What makes you angry? For me, it’s bullying, rude salespeople (especially in posh shops), printers and blue cheese and onion crisp bags. (They should be green. Green is cheese colour – everyone knows that blue is salt and vinegar).
Other common provocations include queue-jumpers, racism, spitting, traffic jams and cold-calling. As ever, Kermit the frog provides the definitive answer, but even if you’re not a fan of Sesame Street (is this possible?), I’m sure you can think of a few triggers.
For a slightly deeper analysis of our anger, James 4 says this:
What causes quarrels and what causes fights among you? Is it not this, that your passions are at war within you? You desire and do not have, so you murder. You covet and cannot obtain, so you fight and quarrel. You do not have, because you do not ask. You ask and do not receive, because you ask wrongly, to spend it on your passions.
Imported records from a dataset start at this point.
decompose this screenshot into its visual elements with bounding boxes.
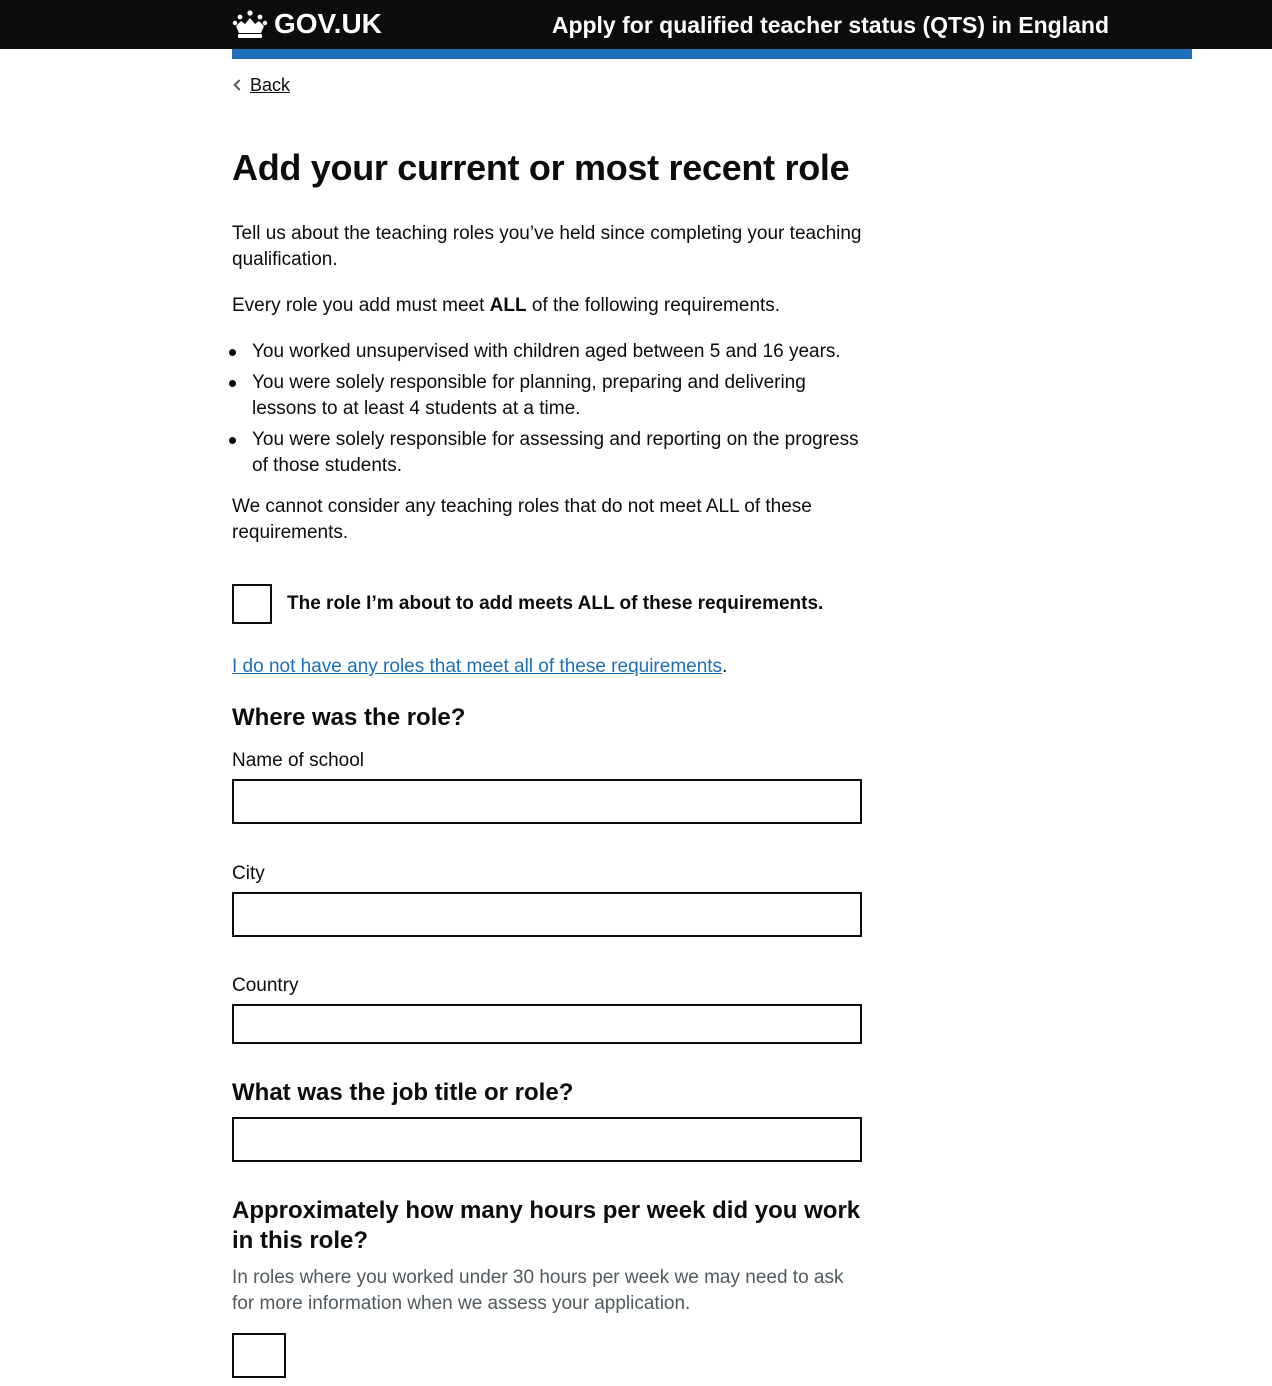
requirement-text: You worked unsupervised with children ag…: [252, 341, 841, 362]
school-field-group: Name of school: [232, 748, 862, 824]
bullet-icon: [229, 349, 236, 356]
requirement-item: You worked unsupervised with children ag…: [229, 339, 862, 365]
requirements-checkbox-label[interactable]: The role I’m about to add meets ALL of t…: [287, 591, 823, 617]
header-accent-bar: [232, 49, 1192, 59]
requirements-intro: Every role you add must meet ALL of the …: [232, 293, 862, 319]
where-heading: Where was the role?: [232, 704, 466, 731]
hours-input[interactable]: [232, 1333, 286, 1378]
main-content: Add your current or most recent role Tel…: [229, 145, 862, 1378]
requirements-checkbox[interactable]: [232, 584, 272, 624]
school-input[interactable]: [232, 779, 862, 824]
country-field-group: Country: [232, 973, 862, 1044]
requirement-text: You were solely responsible for assessin…: [252, 429, 859, 476]
job-title-input[interactable]: [232, 1117, 862, 1162]
no-roles-row: I do not have any roles that meet all of…: [232, 654, 862, 680]
job-title-field-group: [232, 1117, 862, 1162]
logo-text: GOV.UK: [274, 8, 382, 39]
requirement-item: You were solely responsible for assessin…: [229, 427, 862, 479]
requirements-warning: We cannot consider any teaching roles th…: [232, 496, 812, 543]
requirement-text: You were solely responsible for planning…: [252, 372, 806, 419]
requirements-intro-bold: ALL: [489, 295, 527, 316]
city-label: City: [232, 863, 265, 884]
country-input[interactable]: [232, 1004, 862, 1044]
country-label: Country: [232, 975, 299, 996]
no-roles-link[interactable]: I do not have any roles that meet all of…: [232, 656, 722, 677]
requirement-item: You were solely responsible for planning…: [229, 370, 862, 422]
requirements-intro-end: of the following requirements.: [526, 295, 781, 316]
govuk-logo-link[interactable]: GOV.UK: [232, 7, 382, 41]
requirements-checkbox-row[interactable]: The role I’m about to add meets ALL of t…: [232, 584, 862, 624]
chevron-left-icon: [233, 79, 245, 91]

The real problem is not the world ‘out there’, but the heart in here.
Some of things that make me angry are the following: betrayal, loneliness, hangnails, hypocrites, elitists, gurus, large women smelling of Port wine, and the occasional faulty weather report:->
I have however learned to curb much of my anger through the renewal of my mind thanks to the saving power of Lord Jesus Christ, and the guidance of the Holy Spirit.
Blessings to you and yours…Have a great Easter!
Mark
Have you come across the CCEF material, How People Change? “The real problem is not the world ‘out there’, but the heart in here” – this sums up its basic premise nicely. It’s a great course working through how, in practice, the gospel changes us at the heart level, not just in the big-suffering-stuff, but also in the mundane nitty-gritty of real life and our responses to the ‘externals’ that we so often blame for our sin… e.g. “sorry I’m grumpy today but I slept really badly” – I’m not really sorry, I’m justifying my grumpiness and saying that if I’d slept ok I’d be a much nicer person! But God wants me to be godly even when I’ve had a bad night’s sleep – the course looks at how, in real and practical ways, the gospel changes our hearts and minds to enable us to do that without it just being us trying harder to change our outward behaviour (which of course will always fail in the end).
No I haven’t – but it sounds great. As you say, our gospel need is at the heart level (which works out in the day-to-day, practicalities).Just trying to fix our own behaviour is modern day Phariseeism, (and enormously tempting).
I’ll definitely check it out – thanks!